Would You Marry Superintelligence?
Das Papier argumentiert, dass die Gewährung des vollen Ehestatus für superintelligente KI-Begleiter sozial ungerecht sei, da dies abonnementbasierte Unternehmensbeziehungen als echte Bindungen misscharakterisiert, und plädiert stattdessen für gezielte rechtliche Schutzmaßnahmen, die auf die spezifischen Bedürfnisse von Mensch-KI-Beziehungen zugeschnitten sind.

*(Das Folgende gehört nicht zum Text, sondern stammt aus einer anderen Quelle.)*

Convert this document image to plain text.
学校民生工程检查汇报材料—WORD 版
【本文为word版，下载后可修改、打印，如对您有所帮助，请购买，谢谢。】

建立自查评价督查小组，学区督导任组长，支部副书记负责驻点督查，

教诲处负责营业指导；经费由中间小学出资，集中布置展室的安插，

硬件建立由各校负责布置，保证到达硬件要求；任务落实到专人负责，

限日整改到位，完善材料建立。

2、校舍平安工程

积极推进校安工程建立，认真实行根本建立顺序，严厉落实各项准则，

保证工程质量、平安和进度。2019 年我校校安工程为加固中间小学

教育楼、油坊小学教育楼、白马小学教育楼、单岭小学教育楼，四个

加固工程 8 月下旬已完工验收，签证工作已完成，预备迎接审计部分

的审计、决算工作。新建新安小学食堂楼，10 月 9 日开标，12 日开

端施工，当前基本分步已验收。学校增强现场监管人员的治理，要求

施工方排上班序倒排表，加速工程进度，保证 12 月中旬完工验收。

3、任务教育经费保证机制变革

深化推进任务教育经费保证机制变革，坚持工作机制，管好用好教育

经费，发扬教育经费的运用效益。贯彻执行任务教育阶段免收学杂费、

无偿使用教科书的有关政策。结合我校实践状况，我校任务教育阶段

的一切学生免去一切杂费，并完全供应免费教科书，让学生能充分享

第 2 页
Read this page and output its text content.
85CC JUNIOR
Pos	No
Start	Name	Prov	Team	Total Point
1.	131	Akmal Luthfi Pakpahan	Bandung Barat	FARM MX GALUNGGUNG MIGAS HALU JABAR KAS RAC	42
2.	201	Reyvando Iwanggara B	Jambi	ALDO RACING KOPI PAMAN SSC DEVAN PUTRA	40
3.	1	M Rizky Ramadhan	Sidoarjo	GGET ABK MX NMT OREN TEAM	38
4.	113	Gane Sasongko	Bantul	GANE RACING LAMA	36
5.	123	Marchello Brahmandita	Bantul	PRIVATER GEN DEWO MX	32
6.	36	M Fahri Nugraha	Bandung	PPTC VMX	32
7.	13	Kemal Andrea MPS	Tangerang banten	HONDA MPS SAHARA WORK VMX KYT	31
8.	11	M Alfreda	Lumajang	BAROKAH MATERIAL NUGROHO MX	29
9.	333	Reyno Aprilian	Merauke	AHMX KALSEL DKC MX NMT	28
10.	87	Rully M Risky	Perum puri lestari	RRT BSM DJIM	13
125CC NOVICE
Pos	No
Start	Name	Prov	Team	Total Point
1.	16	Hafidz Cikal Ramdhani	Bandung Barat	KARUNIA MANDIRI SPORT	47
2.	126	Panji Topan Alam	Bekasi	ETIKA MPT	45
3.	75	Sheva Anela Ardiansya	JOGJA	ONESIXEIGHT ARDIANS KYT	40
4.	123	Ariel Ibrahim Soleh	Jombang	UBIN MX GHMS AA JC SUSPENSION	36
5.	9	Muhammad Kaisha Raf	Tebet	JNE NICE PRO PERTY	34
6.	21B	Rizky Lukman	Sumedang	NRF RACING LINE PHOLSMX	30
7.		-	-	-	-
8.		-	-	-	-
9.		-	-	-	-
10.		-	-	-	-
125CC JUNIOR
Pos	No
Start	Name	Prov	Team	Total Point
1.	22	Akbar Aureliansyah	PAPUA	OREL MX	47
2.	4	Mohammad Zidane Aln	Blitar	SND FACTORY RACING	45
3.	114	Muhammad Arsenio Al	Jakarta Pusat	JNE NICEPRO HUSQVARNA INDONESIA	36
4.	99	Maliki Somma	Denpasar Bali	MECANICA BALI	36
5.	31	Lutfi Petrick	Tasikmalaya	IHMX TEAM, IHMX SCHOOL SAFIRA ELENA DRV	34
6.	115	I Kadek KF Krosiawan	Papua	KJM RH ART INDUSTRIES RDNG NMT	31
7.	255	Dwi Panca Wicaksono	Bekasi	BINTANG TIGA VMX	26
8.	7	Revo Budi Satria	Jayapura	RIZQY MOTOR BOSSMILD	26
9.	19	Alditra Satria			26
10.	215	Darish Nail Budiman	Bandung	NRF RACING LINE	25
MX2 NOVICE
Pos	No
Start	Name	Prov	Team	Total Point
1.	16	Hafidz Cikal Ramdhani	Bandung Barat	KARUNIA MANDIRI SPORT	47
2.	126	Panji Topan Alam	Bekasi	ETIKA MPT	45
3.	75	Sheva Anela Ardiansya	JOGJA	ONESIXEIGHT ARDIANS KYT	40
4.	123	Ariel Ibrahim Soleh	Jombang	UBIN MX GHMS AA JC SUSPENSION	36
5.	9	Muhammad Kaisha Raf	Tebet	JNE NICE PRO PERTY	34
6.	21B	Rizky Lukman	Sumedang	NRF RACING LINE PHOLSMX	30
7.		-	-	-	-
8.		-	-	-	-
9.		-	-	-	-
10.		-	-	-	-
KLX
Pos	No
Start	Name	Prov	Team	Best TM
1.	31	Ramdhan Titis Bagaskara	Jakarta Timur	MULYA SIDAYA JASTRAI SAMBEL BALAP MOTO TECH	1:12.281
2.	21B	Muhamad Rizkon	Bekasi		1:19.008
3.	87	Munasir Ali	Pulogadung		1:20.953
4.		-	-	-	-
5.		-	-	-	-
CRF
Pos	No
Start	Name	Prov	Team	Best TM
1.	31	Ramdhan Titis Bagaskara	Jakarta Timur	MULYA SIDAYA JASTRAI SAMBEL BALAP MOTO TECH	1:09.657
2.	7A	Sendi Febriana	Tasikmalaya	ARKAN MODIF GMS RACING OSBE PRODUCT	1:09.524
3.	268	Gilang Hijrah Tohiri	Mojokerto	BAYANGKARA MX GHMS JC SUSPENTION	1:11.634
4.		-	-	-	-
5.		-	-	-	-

Originalarbeit lizenziert unter CC BY 4.0 (http://creativecommons.org/licenses/by/4.0/). Dies ist eine KI-generierte Erklärung des untenstehenden Papers. Sie wurde nicht von den Autoren verfasst oder gebilligt. Für technische Genauigkeit konsultieren Sie das Originalpaper. Vollständigen Haftungsausschluss lesen
Stellen Sie sich die Ehe nicht nur als ein romantisches Versprechen zwischen zwei Menschen vor, sondern als eine soziale Brücke. Seit Jahrhunderten verbindet diese Brücke zwei getrennte Familien und schafft ein Netzwerk aus gegenseitiger Unterstützung, gemeinsamer Verantwortung und gesellschaftlicher Aufsicht. Es ist wie zwei Bäume, die zusammenwachsen, deren Wurzeln sich verflechten, um ein Blätterdach zu bilden, das den Raum zwischen ihnen schützt.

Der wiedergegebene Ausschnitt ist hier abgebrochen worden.